Zostałem ostatnio
uwiedziony prze piękną okładką zespołu Odin. Od razu
rozpoznałem, że to musi być power metal. Jednak nie pomyślałbym,
że to japońska kapela. Ciekawe jest to, że jest to młoda kapela,
która w tym roku debiutuje albumem „Endless Journey”.
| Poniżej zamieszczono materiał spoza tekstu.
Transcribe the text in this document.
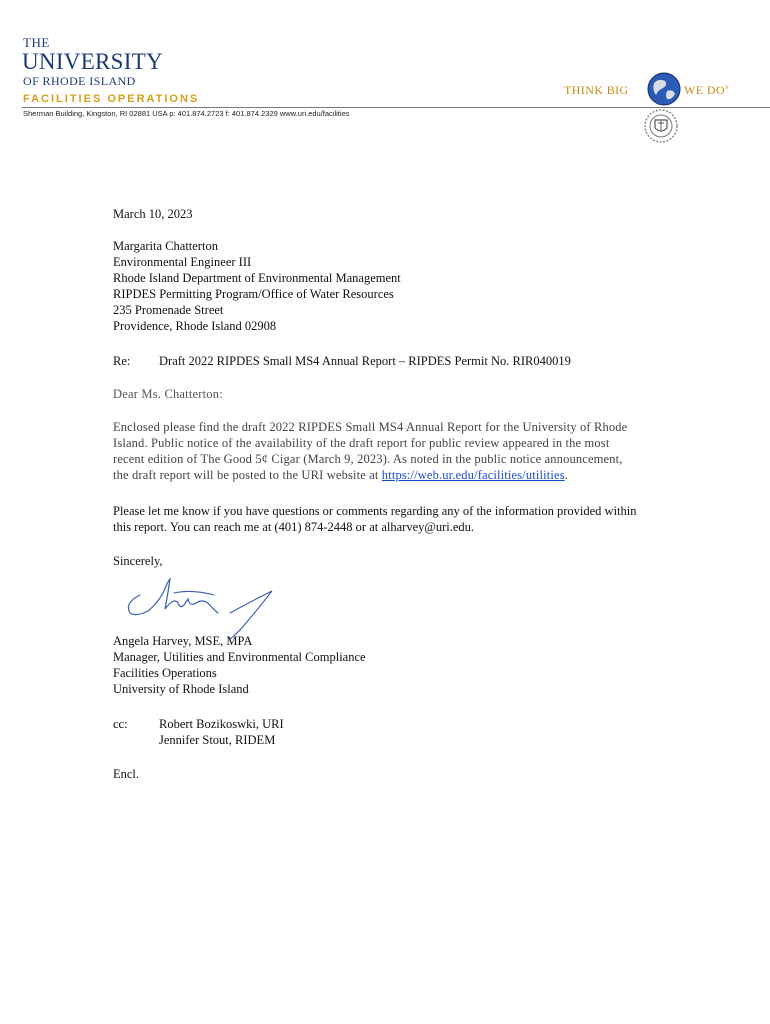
THE
UNIVERSITY
OF RHODE ISLAND
FACILITIES OPERATIONS
Sherman Building, Kingston, RI 02881 USA p: 401.874.2723 f: 401.874.2329 www.uri.edu/facilities
THINK BIG	WE DO®
March 10, 2023
Margarita Chatterton
Environmental Engineer III
Rhode Island Department of Environmental Management
RIPDES Permitting Program/Office of Water Resources
235 Promenade Street
Providence, Rhode Island 02908
Re: Draft 2022 RIPDES Small MS4 Annual Report – RIPDES Permit No. RIR040019
Dear Ms. Chatterton:
Enclosed please find the draft 2022 RIPDES Small MS4 Annual Report for the University of Rhode
Island. Public notice of the availability of the draft report for public review appeared in the most
recent edition of The Good 5¢ Cigar (March 9, 2023). As noted in the public notice announcement,
the draft report will be posted to the URI website at https://web.ur.edu/facilities/utilities.
Please let me know if you have questions or comments regarding any of the information provided within
this report. You can reach me at (401) 874-2448 or at alharvey@uri.edu.
Sincerely,
Angela Harvey, MSE, MPA
Manager, Utilities and Environmental Compliance
Facilities Operations
University of Rhode Island
cc:	Robert Bozikoswki, URI
Jennifer Stout, RIDEM
Encl.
Słychać, że chcą być bardziej europejscy, to też często
nawiązują do Helloween czy Gamma Ray. Przez to ich styl jest bardzo
pospolity i czytelny. Nie ma niespodzianki, ale czy ktoś tego
oczekiwał? Nie jest to też zespół na miarę Galnerus. Nie
ma takiego kopa, ani takich pomysłów i Odin to raczej kapela
reprezentująca średni pułap gatunku. Najlepiej wypada na tej
płycie samo tło, to jak gra Ryusa i Yazin, to jak energicznie i
żwawo grają, nie zapominając o technice, a także dynamiczną i
mocną sekcję rytmiczną. Są to ważne atuty Odin i szkoda, że
wokalista jest irytujący, a kawałki nie dopracowane. Jednak w
niczym to nie przeszkadza, żeby czerpać radość z słuchania tej
płyty. Dobrze nastraja słuchacza melodyjny i chwytliwy „Endless
Providance” czy zrobiony w stylu Kaia Hansena „Wind”.
Ciekawą mieszankę mamy w „Princess of Babylone”
, bowiem tutaj momentami mamy charakter ballady, zaś potem kawałek
przeradza się w petardę. Fajny riff dostajemy w chwytliwym
„Awakening Again”. Choć różnie tutaj bywa
z poziomem, to jednak na pewno pojawia się kilka fajnych momentów,
a jednym z nich jest bez wątpienia zamykający „The Moment”,
który w swojej progresywnej konwencji wypada całkiem dobrze.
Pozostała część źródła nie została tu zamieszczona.